Rusya ve İran’ın Türkiye’den talep ve beklentisi HTŞ ve diğer diğer direniş örgütlerine karşı askeri harekât düzenleyip Esed rejiminin hükümranlığını tesise yardımcı olmasıdır. Karşılığında Afrin’e yönelik tarihi, içeriği ve derinliği belirsiz bir vaadden başka bir şey gözükmüyor. Oysa Türkiye’nin HTŞ, Nusra, Ahrar veya başka bir direniş unsuruyla çatışması, çekişmesi veya gerilim yaşaması bölgeden kendini tamamen tecrit etmesi demektir. Böylesi bir misyona iteklenen Türkiye için ortaya çıkacak tablo büyüyen PKK-PYD tehdidi kadar riskli hatta ölümcül bir pozisyona rıza göstermek demektir.
Afrin’i İdlib’ten kuşatmaya ne hacet var? İdlib mevcut pozisyonu itibariyle zaten Afrin’i Türkiye lehine kuşatmış durumdadır. Sadece Amerika tarafından değil Rusya, İran ve Esed rejimi tarafından da desteklenen PKK-PYD unsurlarıyla en yoğun bir biçimde çatışan İslami direniş grupları değil miydi? “Terör koridoru” olarak çizilen kuşatma hattı ilk elde bölgedeki İslami direniş gruplarını tehcir ve imhaya yönelerek inşa edildi. Rusya’nın PKK-PYD’ye dair stratejik değil olsa olsa taktik kimi hamleleri olabilir ki onlarda PKK-PYD kartını büsbütün Amerika’ya kaptırmamakla alakadardır sadece. Amerika’ya karşı duyulan güvensizlik ve meşru tepkileri Rusya-İran bloğuna aşırı bir güven ve mecburi işbirliği nitelemesiyle takdim etmek bu dönemin geçici sıkışmışlığıyla bir oranda izah edilebilir belki. Fakat Türkiye bölgenin her şeyiyle asli bir unsurudur. Ne Rusya gibi dini ve etnik ne de İran gibi mezhebi ve etnik açıdan yabancıdır, düşmandır.
Öncelikler de Yerli ve Milli mi?
Sınır kapılarında ara vermeksizin çalınan İstiklal Marşı, ekranlarda hız kesemeyen Mehter Marşı ve kahramanlık türküleri bizim Türkiye ve Suriye halkı adına bazı soruları sormamıza engel olmamalı. Bugün sormazsak, eksik ve yanlış gördüklerimizi eleştirmezsek yarınlarda ortaya çıkacak sıkıntı ve kayıplardan bizler de pay sahibi oluruz. Mesela İdlib’e yönelik askeri operasyon için Türkiye neden Rusya’nın hava desteğine mahkûm olsun? Karada güvenilir bir müttefik olan Türkiye havada güvenilir sayılmıyor mu yoksa? Emperyalist literatürde sıkça kullanılan “cihadist-selefi” savaşçılara yönelik askeri bir harekâtta, bölgeye İran, Irak, Afganistan ve Lübnan’dan getirilen Şii milislere yönelik de bir mıntıka temizliği en azından temenni edilse, şikâyetler dile getirilse fena mı olur?

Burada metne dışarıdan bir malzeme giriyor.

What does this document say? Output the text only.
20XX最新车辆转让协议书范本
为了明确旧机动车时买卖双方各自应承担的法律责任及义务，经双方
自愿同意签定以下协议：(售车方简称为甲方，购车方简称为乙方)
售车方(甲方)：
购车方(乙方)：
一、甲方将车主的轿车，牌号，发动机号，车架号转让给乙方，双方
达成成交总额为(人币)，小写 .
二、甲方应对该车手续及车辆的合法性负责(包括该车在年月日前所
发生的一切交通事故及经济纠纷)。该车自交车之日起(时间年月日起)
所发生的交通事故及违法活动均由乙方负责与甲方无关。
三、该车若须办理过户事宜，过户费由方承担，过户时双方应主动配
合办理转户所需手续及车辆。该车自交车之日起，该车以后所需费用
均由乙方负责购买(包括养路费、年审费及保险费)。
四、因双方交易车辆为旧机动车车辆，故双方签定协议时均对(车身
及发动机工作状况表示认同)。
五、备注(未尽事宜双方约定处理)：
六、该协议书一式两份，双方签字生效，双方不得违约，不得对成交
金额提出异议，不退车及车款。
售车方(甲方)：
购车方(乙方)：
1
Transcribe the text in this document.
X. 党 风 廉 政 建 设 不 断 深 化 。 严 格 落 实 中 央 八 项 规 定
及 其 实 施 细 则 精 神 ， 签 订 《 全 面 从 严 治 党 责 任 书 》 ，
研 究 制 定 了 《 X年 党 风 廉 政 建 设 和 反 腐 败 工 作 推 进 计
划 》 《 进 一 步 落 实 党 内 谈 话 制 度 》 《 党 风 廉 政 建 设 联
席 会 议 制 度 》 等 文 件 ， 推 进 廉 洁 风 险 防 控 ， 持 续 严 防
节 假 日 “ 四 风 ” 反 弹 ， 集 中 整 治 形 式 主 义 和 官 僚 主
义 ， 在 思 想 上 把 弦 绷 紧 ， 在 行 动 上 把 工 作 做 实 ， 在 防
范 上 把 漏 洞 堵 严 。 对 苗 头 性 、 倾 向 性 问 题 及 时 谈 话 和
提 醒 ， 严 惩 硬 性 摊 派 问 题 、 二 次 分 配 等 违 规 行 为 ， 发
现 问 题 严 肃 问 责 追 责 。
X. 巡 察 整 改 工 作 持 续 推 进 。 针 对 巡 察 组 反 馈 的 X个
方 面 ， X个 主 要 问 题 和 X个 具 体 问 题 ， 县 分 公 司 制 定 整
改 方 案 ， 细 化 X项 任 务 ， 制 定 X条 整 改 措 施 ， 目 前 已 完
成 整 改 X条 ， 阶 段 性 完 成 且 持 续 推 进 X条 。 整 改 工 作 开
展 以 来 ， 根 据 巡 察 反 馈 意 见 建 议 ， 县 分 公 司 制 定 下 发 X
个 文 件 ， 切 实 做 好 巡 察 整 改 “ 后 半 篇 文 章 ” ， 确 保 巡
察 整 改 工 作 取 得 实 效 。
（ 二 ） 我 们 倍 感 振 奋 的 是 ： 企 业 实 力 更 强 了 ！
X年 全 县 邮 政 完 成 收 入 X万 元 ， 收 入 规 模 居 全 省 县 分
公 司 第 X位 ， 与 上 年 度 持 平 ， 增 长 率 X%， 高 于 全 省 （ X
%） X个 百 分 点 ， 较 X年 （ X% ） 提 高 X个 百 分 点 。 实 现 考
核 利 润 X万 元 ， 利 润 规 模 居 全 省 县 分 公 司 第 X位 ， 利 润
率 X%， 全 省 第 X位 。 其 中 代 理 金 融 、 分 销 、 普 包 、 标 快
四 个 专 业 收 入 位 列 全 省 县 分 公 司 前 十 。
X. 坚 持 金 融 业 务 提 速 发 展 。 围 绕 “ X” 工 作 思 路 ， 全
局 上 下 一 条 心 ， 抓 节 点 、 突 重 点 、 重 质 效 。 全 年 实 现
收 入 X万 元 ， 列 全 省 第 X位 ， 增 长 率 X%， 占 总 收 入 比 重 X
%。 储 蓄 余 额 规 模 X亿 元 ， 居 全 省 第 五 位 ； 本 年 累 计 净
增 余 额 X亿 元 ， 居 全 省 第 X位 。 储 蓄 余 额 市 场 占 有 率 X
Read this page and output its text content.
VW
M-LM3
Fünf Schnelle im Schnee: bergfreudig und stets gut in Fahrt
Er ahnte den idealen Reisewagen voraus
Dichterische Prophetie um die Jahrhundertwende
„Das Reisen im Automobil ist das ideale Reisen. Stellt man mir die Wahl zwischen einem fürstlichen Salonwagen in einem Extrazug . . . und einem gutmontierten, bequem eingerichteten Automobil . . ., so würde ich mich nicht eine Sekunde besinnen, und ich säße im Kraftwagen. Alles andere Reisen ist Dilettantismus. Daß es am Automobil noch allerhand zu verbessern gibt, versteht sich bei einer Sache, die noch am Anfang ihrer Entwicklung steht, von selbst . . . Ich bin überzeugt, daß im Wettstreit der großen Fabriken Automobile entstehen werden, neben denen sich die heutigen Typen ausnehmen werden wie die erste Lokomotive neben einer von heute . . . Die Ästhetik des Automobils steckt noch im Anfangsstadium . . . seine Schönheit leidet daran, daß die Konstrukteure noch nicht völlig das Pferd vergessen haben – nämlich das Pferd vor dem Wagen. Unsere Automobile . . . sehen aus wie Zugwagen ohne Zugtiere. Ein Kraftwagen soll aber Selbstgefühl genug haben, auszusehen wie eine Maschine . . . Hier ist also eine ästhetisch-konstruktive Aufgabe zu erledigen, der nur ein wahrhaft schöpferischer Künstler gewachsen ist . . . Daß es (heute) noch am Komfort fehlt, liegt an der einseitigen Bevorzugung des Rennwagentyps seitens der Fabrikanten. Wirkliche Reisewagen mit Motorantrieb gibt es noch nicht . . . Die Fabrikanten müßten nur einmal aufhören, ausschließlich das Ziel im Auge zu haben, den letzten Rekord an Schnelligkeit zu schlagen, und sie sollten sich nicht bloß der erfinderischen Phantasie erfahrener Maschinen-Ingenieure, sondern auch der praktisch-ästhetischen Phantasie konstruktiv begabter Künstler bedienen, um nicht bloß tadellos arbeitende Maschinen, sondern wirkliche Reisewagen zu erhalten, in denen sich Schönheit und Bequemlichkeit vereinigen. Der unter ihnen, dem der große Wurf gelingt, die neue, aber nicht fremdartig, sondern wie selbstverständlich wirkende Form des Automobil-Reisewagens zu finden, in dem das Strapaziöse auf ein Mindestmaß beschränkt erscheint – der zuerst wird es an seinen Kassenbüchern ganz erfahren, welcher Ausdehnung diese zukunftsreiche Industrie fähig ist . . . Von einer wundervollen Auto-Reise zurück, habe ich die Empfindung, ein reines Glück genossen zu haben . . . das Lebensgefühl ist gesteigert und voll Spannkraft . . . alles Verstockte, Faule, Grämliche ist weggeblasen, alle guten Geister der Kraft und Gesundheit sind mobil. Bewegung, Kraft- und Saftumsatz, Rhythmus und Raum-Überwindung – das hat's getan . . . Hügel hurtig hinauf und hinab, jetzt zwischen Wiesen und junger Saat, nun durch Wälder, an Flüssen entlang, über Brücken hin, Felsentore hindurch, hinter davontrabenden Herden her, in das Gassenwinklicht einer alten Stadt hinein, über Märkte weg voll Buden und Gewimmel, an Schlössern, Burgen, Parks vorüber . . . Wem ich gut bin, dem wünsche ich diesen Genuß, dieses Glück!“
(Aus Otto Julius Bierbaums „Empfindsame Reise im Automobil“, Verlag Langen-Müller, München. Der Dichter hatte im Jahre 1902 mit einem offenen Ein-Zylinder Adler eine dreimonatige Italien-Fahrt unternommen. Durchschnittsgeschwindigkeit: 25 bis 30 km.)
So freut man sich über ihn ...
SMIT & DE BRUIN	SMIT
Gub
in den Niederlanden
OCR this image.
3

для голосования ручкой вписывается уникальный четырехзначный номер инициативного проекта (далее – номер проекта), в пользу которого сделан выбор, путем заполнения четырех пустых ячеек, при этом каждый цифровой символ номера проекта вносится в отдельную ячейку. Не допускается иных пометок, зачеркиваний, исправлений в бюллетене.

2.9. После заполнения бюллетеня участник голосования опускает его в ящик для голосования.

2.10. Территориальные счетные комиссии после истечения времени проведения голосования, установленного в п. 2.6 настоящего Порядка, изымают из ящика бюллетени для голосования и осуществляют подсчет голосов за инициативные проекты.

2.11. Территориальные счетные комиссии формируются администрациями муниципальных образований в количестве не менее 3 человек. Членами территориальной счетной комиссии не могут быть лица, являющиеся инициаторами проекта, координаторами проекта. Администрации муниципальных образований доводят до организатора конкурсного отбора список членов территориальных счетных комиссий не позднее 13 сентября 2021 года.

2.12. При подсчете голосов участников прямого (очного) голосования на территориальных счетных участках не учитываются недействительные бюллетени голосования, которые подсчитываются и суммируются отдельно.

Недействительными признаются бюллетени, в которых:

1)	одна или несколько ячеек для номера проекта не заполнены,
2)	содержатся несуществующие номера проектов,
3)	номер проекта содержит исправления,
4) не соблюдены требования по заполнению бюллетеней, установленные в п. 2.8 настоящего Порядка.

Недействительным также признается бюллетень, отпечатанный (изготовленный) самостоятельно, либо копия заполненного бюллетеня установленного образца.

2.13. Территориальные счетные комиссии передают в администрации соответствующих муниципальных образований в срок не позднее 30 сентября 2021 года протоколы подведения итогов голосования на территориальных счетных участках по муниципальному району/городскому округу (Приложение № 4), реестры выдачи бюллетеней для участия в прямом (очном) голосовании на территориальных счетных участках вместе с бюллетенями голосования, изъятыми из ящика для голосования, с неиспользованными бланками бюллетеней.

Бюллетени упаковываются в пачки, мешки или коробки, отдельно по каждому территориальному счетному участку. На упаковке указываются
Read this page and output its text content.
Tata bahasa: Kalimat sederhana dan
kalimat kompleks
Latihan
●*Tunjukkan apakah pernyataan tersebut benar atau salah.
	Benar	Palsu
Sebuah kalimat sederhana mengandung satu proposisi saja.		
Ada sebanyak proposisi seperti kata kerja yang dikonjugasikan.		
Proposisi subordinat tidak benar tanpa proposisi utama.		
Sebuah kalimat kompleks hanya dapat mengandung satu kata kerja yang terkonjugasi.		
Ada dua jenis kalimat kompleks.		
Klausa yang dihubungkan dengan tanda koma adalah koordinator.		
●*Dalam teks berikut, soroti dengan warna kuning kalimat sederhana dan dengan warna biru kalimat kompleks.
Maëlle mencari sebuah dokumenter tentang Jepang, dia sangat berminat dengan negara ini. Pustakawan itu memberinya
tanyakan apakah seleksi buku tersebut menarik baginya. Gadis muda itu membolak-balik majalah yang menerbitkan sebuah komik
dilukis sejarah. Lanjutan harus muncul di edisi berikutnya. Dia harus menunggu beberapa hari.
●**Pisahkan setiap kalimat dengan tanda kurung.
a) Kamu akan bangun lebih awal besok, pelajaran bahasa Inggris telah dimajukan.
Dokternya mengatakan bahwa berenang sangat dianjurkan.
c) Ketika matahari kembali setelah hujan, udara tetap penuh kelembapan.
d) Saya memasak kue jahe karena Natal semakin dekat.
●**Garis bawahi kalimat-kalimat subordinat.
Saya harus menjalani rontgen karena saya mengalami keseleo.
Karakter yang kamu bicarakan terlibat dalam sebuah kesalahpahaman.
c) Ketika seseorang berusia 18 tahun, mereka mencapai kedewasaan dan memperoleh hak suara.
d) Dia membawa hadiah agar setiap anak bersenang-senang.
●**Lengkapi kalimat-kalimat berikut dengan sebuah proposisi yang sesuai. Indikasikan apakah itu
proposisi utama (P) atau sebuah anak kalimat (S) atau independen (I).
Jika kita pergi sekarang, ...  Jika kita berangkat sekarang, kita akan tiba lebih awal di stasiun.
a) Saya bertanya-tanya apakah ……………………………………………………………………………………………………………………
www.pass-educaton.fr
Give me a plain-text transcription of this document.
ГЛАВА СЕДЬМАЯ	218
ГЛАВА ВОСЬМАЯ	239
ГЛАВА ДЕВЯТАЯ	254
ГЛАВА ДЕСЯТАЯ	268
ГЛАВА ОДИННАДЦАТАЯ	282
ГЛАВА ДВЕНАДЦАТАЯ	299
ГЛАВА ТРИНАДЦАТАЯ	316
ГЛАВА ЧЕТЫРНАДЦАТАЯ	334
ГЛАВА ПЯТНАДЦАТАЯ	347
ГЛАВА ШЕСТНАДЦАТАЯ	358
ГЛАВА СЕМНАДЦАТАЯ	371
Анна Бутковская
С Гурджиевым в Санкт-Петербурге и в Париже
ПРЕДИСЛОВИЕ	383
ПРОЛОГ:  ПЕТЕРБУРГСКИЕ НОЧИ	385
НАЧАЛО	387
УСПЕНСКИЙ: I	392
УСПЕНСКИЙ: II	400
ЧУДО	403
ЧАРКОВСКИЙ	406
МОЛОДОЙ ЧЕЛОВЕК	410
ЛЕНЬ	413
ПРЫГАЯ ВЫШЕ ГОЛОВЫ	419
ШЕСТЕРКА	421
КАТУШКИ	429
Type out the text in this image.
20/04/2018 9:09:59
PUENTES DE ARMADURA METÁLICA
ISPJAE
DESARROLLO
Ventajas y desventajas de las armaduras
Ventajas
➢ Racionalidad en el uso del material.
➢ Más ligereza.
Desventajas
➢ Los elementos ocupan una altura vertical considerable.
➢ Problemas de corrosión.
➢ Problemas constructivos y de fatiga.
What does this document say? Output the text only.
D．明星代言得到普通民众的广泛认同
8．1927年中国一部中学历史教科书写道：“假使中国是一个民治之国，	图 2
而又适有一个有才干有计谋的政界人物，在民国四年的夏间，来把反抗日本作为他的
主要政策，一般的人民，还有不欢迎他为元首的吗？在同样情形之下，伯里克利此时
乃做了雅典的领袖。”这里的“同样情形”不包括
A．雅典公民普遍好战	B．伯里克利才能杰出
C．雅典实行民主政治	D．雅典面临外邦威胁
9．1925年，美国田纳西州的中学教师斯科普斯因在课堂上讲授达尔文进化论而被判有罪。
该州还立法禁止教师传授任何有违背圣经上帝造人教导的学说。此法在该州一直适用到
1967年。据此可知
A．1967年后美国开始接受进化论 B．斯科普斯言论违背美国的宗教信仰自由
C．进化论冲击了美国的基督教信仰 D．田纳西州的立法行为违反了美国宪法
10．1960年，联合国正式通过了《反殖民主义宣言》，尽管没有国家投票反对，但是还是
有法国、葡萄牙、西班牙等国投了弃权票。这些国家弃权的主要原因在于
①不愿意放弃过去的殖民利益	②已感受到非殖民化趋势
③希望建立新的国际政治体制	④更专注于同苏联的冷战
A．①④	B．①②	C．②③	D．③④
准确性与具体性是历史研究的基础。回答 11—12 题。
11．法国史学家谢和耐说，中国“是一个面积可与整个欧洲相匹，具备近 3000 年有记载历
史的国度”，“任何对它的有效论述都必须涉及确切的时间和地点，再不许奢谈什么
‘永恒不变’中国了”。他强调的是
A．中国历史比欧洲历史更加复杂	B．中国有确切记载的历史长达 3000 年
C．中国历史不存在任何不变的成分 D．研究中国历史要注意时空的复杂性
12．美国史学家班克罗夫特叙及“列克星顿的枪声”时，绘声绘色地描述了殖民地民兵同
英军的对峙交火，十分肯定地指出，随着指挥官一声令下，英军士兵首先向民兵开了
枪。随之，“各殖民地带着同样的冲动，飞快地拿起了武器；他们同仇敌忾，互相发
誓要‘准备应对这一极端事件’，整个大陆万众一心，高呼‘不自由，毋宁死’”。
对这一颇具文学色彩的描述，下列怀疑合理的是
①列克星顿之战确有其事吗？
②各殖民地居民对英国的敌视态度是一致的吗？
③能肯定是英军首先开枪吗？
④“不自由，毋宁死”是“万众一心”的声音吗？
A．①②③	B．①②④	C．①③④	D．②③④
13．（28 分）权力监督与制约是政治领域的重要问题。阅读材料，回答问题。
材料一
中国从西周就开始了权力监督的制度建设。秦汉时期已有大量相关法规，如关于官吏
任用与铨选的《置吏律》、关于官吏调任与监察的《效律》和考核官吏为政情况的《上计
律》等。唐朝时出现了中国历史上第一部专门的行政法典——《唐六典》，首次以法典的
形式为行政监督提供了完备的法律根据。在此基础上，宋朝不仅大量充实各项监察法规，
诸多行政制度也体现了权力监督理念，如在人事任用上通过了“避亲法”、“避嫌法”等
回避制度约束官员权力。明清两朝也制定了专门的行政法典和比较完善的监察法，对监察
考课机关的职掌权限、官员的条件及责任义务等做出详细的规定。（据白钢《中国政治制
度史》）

İslami direniş unsurlarını parçalamaya, birbirleriyle çatıştırmaya veya lejyoner meşrepli kimi oluşumlara yaslanarak Suriye’de iş görmeye itekleyenler Türkiye’yi kendi doğal mecrasından söküp atmayı planlıyorlar. Fonda Kerkük ve Musul’a ait görseller eşliğinde çalınan kahramanlık türküleri yoğunlaştıkça Kerkük ve Musul daha bir uzağa düşüyor lakin sun’i bir İdlib tehdidi büyütülerek iyice yakınlaştırılıyor. PKK-PYD’nin tahkim edildiği düşman mevzilerine değil Türkiye’nin dostu müttefiki kurtarılmış bölgelere doğru yangını, yıkımı taşıma gayretleri hız kazanıyor.
Türkiye’nin önceliği, hassasiyetle üzerine titreyeceği stratejisi Heyeti Tahrir-üş Şam gibi, Ahrar-uş Şam gibi, Feylak-uş Şam gibi, Nureddin Zengi gibi direniş unsurlarının hiç biriyle çatışmadan, uzun erimli uzlaşmalar yaparak ve imkânlar nispetinde direniş unsurlarını donatıp destekleyecek bir İdlib harekâtını icra etmesidir. Çatışarak, çatıştırarak Türkiye’nin alacağı bir mesafe yoktur. Suriye direnişiyle anlaşarak, uzlaştırarak ve destekleyerek elde edeceği stratejik avantaj kesinlikle Amerika ve Rusya’ya güvenerek elde edeceği avantajdan çok daha sağlam ve kalıcı olacaktır.